College Basket-Brawls Mirror A Nation In A State Of Unrest

2016 was a tough year.

This past year tested our human nature, as hate seemed to trump all other emotions.

This past month has tested our political tolerance as a new administration takes over, breeding fear and uncertainty of what is to come.

The fear and frustration felt by many Americans, as well as the feeling of a loss of control, manifest in different ways. Some people protest, others take to social media to share their thoughts and anxieties, and some people even resort to physical aggression as a form of venting.

When those emotions have nowhere else to go, sometimes they become uncontrollable, which could explain the recent rash of basket-brawls on the collegiate hardwood.

Sometimes art imitates life, and it’s not always pretty.

Missouri vs. Georgia

This SEC match-up took a turn for the worst right before halftime, as Georgia’s director of operations, Kent Davison, and Mizzou’s assistant coach Steve Shields got into an altercation. It started with players from both teams getting chippy right before half, and when the coaches stepped in to separate the players, they ended up getting into a shoving match of their own. Davison and Shields were both issued technical fouls, and Georgia ended up winning the game 71-66.

Utah State vs. UNLV

Women’s Mountain West hoops joined the fray when a fight between two players, UNLV’s Katie Powell and Utah State’s Antonia Robinson tuned into a bench-clearing, vicious brawl. The referee ejected eight players for leaving the bench during a fracas, per NCAA rules, but neither Powell nor Robinson were kicked out. UNLV eventually edged Utah State 55-53 in overtime.

Rider vs. Sienna

With two minutes left to go in this MAAC game, a fight broke out among the players on the court after Sienna’s Khalil Richard fouled Rider’s Stevie Jordan hard on an attempted alley-oop. Pretty soon players and coaches joined the fray, and eventually Sienna’s Marquis Wright and Rider’s Anthony Durham were ejected for throwing punches while both head coaches had to be physically restrained.

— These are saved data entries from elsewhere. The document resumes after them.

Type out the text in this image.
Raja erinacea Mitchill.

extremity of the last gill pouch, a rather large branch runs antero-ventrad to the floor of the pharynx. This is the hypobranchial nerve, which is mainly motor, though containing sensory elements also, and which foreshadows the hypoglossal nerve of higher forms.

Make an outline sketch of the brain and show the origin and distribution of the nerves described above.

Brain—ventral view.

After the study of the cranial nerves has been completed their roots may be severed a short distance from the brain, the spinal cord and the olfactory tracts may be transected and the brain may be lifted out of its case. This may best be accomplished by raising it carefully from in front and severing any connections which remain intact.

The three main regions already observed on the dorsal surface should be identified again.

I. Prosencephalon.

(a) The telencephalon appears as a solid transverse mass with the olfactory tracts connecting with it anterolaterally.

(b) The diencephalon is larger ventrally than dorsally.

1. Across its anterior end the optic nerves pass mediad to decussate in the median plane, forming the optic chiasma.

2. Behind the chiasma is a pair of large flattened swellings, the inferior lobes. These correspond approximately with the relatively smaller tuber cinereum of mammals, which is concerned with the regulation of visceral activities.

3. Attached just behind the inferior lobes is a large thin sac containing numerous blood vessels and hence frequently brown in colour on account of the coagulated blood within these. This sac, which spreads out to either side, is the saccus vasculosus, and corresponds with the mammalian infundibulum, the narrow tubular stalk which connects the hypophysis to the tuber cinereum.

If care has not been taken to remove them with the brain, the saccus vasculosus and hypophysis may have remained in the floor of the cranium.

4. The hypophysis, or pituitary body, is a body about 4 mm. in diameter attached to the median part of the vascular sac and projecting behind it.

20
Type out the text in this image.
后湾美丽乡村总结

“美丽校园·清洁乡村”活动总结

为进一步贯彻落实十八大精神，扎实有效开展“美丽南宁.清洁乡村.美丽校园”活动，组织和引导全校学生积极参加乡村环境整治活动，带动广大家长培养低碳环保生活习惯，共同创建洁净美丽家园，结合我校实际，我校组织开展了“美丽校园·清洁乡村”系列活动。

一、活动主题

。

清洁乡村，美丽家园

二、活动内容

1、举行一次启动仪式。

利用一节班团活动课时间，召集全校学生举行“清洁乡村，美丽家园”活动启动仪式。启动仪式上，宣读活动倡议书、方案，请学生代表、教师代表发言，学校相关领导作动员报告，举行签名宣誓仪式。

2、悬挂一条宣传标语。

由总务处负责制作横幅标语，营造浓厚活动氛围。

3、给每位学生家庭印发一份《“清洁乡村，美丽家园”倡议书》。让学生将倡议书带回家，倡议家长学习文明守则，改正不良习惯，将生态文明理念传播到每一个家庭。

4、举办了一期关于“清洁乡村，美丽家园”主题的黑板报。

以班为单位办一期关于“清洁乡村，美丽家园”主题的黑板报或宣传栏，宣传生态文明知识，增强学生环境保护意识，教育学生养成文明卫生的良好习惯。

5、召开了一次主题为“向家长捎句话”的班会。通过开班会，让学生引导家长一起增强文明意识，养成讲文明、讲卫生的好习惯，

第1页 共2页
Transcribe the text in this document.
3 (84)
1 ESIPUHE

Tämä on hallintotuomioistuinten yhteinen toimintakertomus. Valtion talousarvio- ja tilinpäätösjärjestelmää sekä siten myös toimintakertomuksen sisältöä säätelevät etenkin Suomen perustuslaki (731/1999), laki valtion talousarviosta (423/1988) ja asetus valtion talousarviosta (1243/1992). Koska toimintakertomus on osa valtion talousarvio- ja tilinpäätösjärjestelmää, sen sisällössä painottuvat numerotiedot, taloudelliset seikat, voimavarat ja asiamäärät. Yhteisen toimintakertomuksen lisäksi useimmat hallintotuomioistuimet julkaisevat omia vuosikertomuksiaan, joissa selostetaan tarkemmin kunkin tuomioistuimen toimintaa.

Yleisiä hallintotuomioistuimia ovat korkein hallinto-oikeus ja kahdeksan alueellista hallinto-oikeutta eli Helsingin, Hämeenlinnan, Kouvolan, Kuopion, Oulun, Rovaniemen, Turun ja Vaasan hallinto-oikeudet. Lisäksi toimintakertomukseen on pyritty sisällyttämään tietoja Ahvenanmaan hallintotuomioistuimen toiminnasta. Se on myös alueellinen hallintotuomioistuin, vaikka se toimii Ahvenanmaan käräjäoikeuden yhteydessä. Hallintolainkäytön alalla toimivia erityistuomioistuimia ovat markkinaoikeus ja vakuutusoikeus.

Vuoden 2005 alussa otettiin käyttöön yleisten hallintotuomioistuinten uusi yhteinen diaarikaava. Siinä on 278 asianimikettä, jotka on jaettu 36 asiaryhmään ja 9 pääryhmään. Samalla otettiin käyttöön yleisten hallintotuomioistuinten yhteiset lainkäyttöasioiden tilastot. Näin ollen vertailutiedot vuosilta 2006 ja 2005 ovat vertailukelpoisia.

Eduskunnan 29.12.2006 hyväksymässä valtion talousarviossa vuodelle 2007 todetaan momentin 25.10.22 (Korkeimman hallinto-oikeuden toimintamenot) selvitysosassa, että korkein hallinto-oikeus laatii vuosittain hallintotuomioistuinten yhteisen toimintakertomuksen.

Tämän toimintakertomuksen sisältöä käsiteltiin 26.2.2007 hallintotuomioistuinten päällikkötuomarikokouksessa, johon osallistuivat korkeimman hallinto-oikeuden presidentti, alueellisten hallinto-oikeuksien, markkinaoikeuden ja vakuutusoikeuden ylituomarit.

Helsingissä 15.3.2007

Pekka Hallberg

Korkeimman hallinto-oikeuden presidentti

Sienna ended up defeating Rider 78-68, and as the Sienna players lined up to shake hands, the Rider players and coaches decided to head to the locker room instead. This prompted Sienna head coach Jimmy Patsos to walk through an imaginary line shaking hands with invisible people. Rider head coach Kevin Baggett explained to ESPN his reasons for leaving the court without the handshake ritual.

“I decided not to shake hands, because I didn’t want anything to escalate again between the teams,” Baggett said. “That’s my prerogative — to protect my team whether anyone else thinks it’s good sportsmanship or not.”

A similar view on the post-game handshake ritual during another particularly chippy game can be found here.

LeMoyne-Owen vs. Lane College

In what can only be described as the WWE of college basketball fights, this Division II game gone awry faced harsh consequences after the dust settled. The game was testy from the start between the two rival schools, and when a player was tripped, all hell broke loose. Players and fans stormed the court, fists swinging, and one fan even used a folding chair to assault a player. The game was postponed in the first quarter, and no makeup date has been set.

As a result of the fighting, 15 players were suspended. Southern Intercollegiate Athletic Conference officials said three players who “left the bench and were actively involved in the altercation” face five-game suspensions. Two players “directly involved in the incident” received three-game suspensions. Ten more players who left the bench were suspended two games. The conference is also fining both schools and head coaches an undisclosed amount. The Memphis Police Department is also investigating the incident.

There have also been isolated incidents, such as Duke’s Grayson Allen repeatedly tripping players and Oregon’s Dillon Brooks — taking a page out of Draymond Green’s playbook — kicking another college player in the groin.

Photo from the Comeback

With so much anger, fear and frustration infusing our great nation at this time, one can only hope that we as Americans can take comfort and find strength in one another — in our family, friends, neighbors and even teammates. Competition should always be fierce. But to quote one of the G.O.A.T.’s, Michael Jordan, “I’d take 12 guys who had a strong passion for the game over 12 guys who don’t respect the game.”